The LLM cannot be trusted to self-enforce autonomy boundaries. If river-agent reasons toward a write action that the action level disallows, the enforcement happens in the Backend governance layer and TLO Gateway ACL check -- not in the prompt. This means governance is not prompt-engineering. A compromised or hallucinating model cannot bypass the action level by reasoning around a restriction in the instruction set.

Temporal is used for approval hibernation, not a custom wait loop

When an approval gate is triggered, the Temporal workflow suspends via workflow.await(). There is no polling, no scheduled job checking for resolution, and no in-memory state that could be lost on a Backend restart. The workflow resumes only when an explicit signal is sent from the Backend on approval resolution. This makes approval gates durable across restarts, arbitrarily long-lived, and zero-cost in terms of compute during the wait.

TLO Gateway is the single security boundary for all tool dispatch

Neither river-agent nor the Backend dispatches tool calls directly to external systems. All tool invocations pass through TLO Gateway, which re-validates the per-tool ACL at dispatch time using the propagated JWT context.

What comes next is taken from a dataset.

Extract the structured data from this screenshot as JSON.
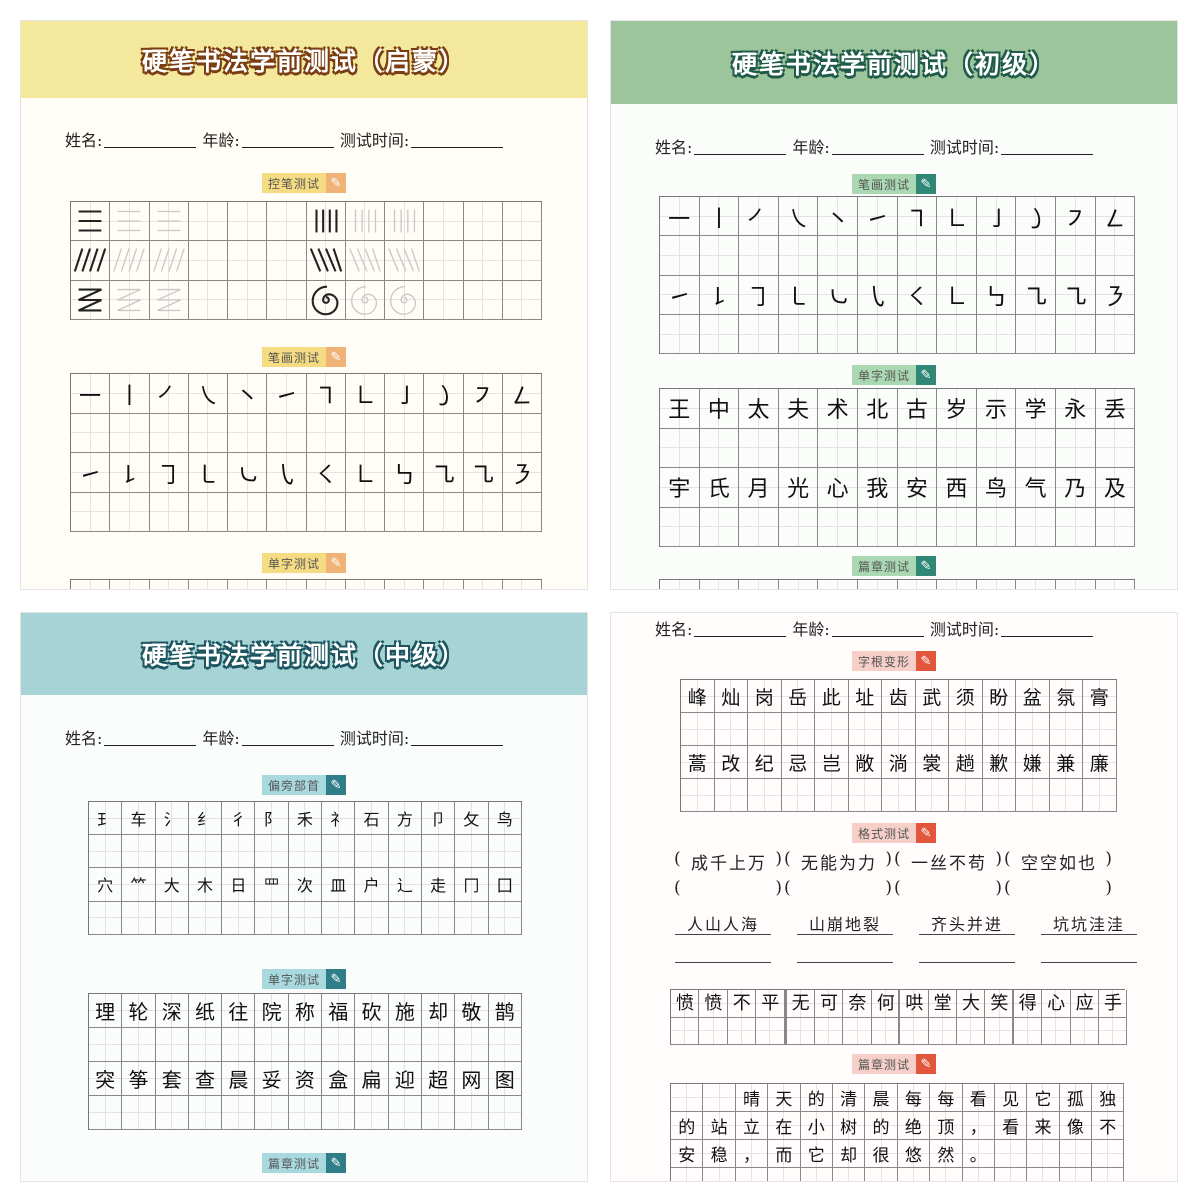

This means ACL changes take effect immediately on the next tool call, even within a running execution. It also means no internal service can execute a tool by bypassing TLO.

Versioning is immutable

Once an agent version is deployed, its configuration snapshot in agent_versions is write-locked. Any configuration change on a deployed agent creates a new version. This ensures that the exact configuration that produced any execution can be retrieved from the audit trail -- the agent_version_id on every agent_executions record is a stable pointer to the full configuration at run time. Rollback is a version promotion, not a revert.